Een paar woorden die ik al geleerd heb in het Sranantongo zijn,'vriendje' wat mietje betekent, 'bah bah' wat spuug betekent en 'brede' wat brood betekent.

'Vriendje' betekent 'mietje' in het Sranantongo.

Op het kinderdagverblijf wordt er Nederlands gebruikt. Sranantongo wordt hier niet richting de kinderen gesproken (wel onderling). Ik merkte tijdens mijn stage meteen een verschil in taalgebruik en klemtonen. Dat de klemtonen anders lagen wist ik al wel. Zo zei mijn vriend vaak [WééCee] i.p.v. [WeeCéé]. Nu weet ik waar dat vandaan komt.

Wat me opviel met betrekking tot het taalgebruik is dat de "tantes" op het kinderdagverblijf en leerkrachten veel met gebiedende wijs spreken.
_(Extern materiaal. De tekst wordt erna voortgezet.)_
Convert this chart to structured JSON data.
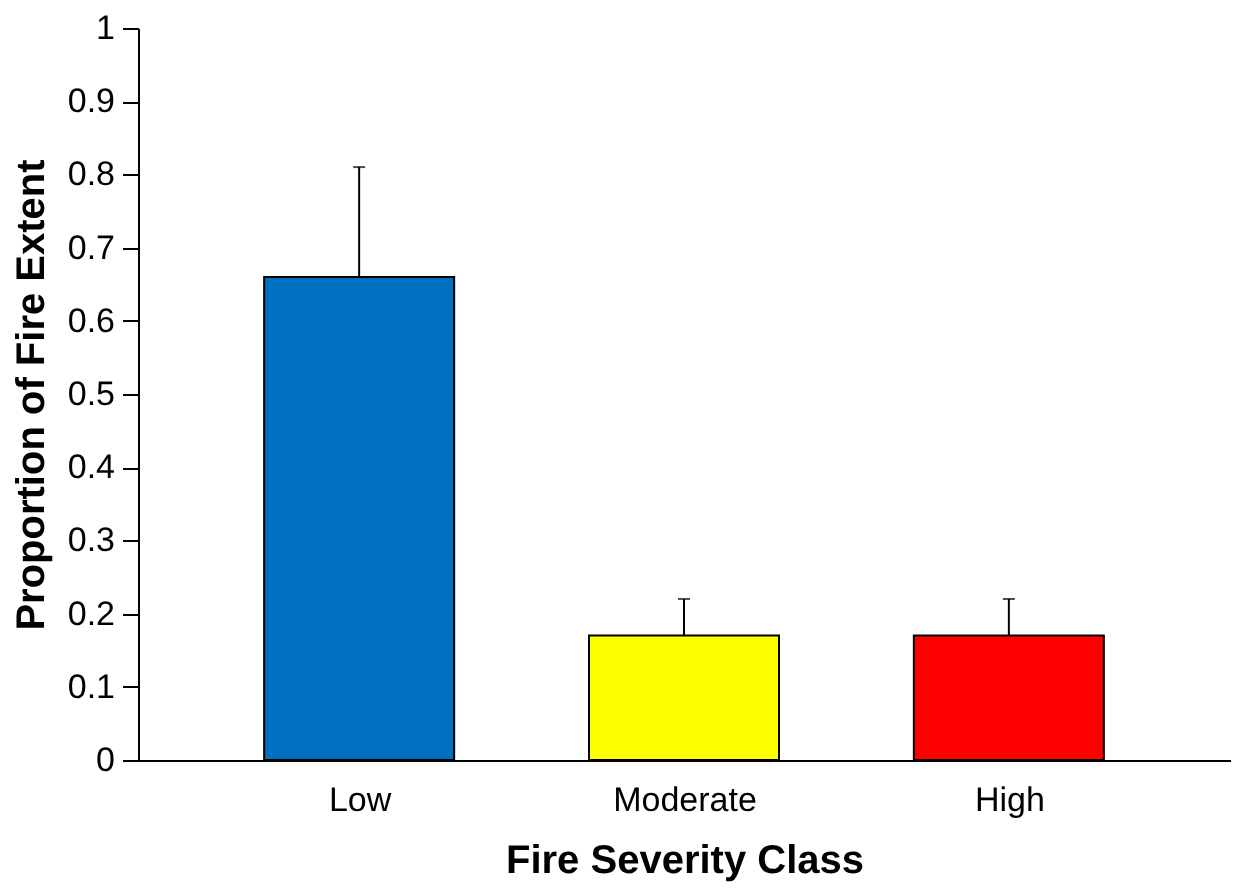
{
  "chart_data": {
    "type": "bar",
    "xlabel": "Fire Severity Class",
    "ylabel": "Proportion of Fire Extent",
    "categories": [
      "Low",
      "Moderate",
      "High"
    ],
    "values": [
      0.66,
      0.17,
      0.17
    ],
    "colors": [
      "#0070c0",
      "#ffff00",
      "#ff0000"
    ],
    "errors": [
      [
        0.66,
        0.81
      ],
      [
        0.17,
        0.22
      ],
      [
        0.17,
        0.22
      ]
    ],
    "ylim": [
      0,
      1
    ],
    "yticks": [
      0,
      0.1,
      0.2,
      0.3,
      0.4,
      0.5,
      0.6,
      0.7,
      0.8,
      0.9,
      1
    ],
    "grid": false
  }
}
Wij spreken de leerlingen in Nederland vaak (voor ons) vriendelijker aan, bijv. "zouden jullie allemaal even willen gaan zitten?" waar hier er gezegd wordt "allemaal zitten!". De leerlingen luisteren vervolgens en voelen zich niet boos aangesproken. Ik merk dat ik persoonlijk hierdoor een tussenstap mis. In Nederland vraag ik iets eerst vriendelijk, dan direct (als waarschuwing) en dan boos. Voor mijn gevoel vraag ik hier alles steeds als een waarschuwing en is dus de logische stap voor mij om vervolgens meteen boos te worden. Ik merkte dat de communicatie naar de leerlingen bij de tantes ook alleen uit deze twee stappen bestaat. Dit is gewoon de manier van aanspreken. In het dagelijks leven gebeurt dit ook. Zo had ik met de nicht van Rain (mijn vriend) afgesproken voor ik naar Suriname ging om haar daar te ontmoeten:


Ik: Hey, ik ga naar Suriname om daar drie maanden stage te lopen. Misschien dat we dan een keer af kunnen spreken?

Zij: Rain zei dat al. Als je er bent zal je contact met mij opnemen.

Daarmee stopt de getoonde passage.